Grenzenlose Freiheit unter den Wolken

■ Grundsatzurteil zu Tiefflügen: Hardthöhe muß betroffene Gemeinden nicht einmal anhören

Berlin (taz/dpa/rtr) – Militärische Tiefflüge sind grundsätzlich zulässig. Der Bundesverteidigungsminister muß betroffene Gemeinden nicht einmal anhören, bevor er Tieffluggebiete einrichtet. Dies entschied gestern das Bundesverwaltungsgericht in Berlin in einem Grundsatzurteil. Das Ministerium kann sich auch jederzeit über die bestehenden Verordnungen zur Mindestflughöhe hinwegsetzen, wenn es aus verteidigungspolitischen Erwägungen eine „zwingende Notwendigkeit“ sehe, so die Richter in der Urteilsbegründung.

Mehrere Gemeinden und zwei Bürger hatten die Klage eingereicht, um einen Stopp der militärischen Tiefflüge im westlichen Münsterland zu erreichen. Das höchste Verwaltungsgericht bestätigte nun jedoch ein Urteil des Oberverwaltungsgerichts von Nordrhein-Westfalen, das bereits entschieden hatte, daß Militärflüge unterhalb 300 Metern – der in der Luftverkehrsordnung vorgeschriebenen Mindesthöhe – zulässig seien.
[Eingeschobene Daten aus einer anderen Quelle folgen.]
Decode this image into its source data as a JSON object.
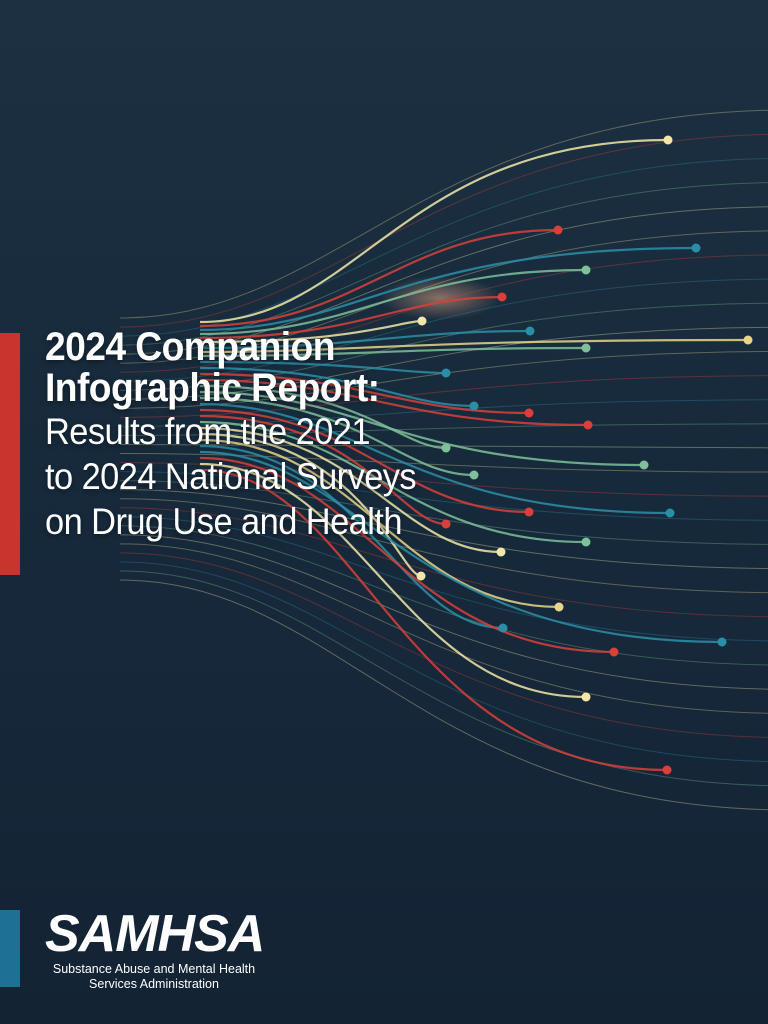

Die Richter sagten, die Verwaltungsgerichte hätten die Zulässigkeit militärischer Tiefflüge nur in beschränktem Umfang zu prüfen. So würden sie zum Beispiel feststellen, ob die Interessen der Bevölkerung, vor allem was den Lärmschutz anbelangt, ausreichend berücksichtigt würden. Das Gericht erkenne an, daß sich das Verteidigungsministerium in den letzten Jahren bemüht habe, den Tiefflugbetrieb einzuschränken. Der Sprecher des Verteidigungsministeriums, Jochen Both, betonte, die jährlichen Tiefflugstunden seien schon von 88.000 im Jahr 1980 auf 16.000 im vergangenen Jahr gesenkt worden. Die Mindestflughöhe für militärische Übungen wurde nach der Wende von 150 auf 300 Meter heraufgesetzt. Allerdings dürfen nach wie vor die Flugzeuge der Schnellen Eingreiftruppe der Nato im Einzelfall bis auf 75 Meter heruntergehen. Die Richter fanden denn auch, daß das tägliche Leben in den Tieffluggebieten normal weiterlaufen könne. Gesundheitliche Schäden durch Tiefflüge nachzuweisen, sei den Klägern nicht gelungen.

„Das Grundsatzurteil ist Makulatur.“ So reagierte Helge Cramer, Sprecher der nordbayerischen Tieffluggegner auf das gestrige Urteil. Er wirft den Richtern vor, nach Maßstäben des „Kalten Krieges“ entschieden zu haben. Nach dem Wegfall der West-Ost-Konfrontation seien jedoch Tiefflüge für die Landesverteidigung nicht mehr erforderlich, verweist Cramer auf entsprechende Passagen im Weißbuch der Bundeswehr.

„Das Urteil geht in keiner Weise auf die veränderte Situation ein“, resümiert Cramer. Die vor dem Verwaltungsgericht unterlegenen Bürger und Gemeinden erwägen nun den Gang vor das Bundesverfassungsgericht.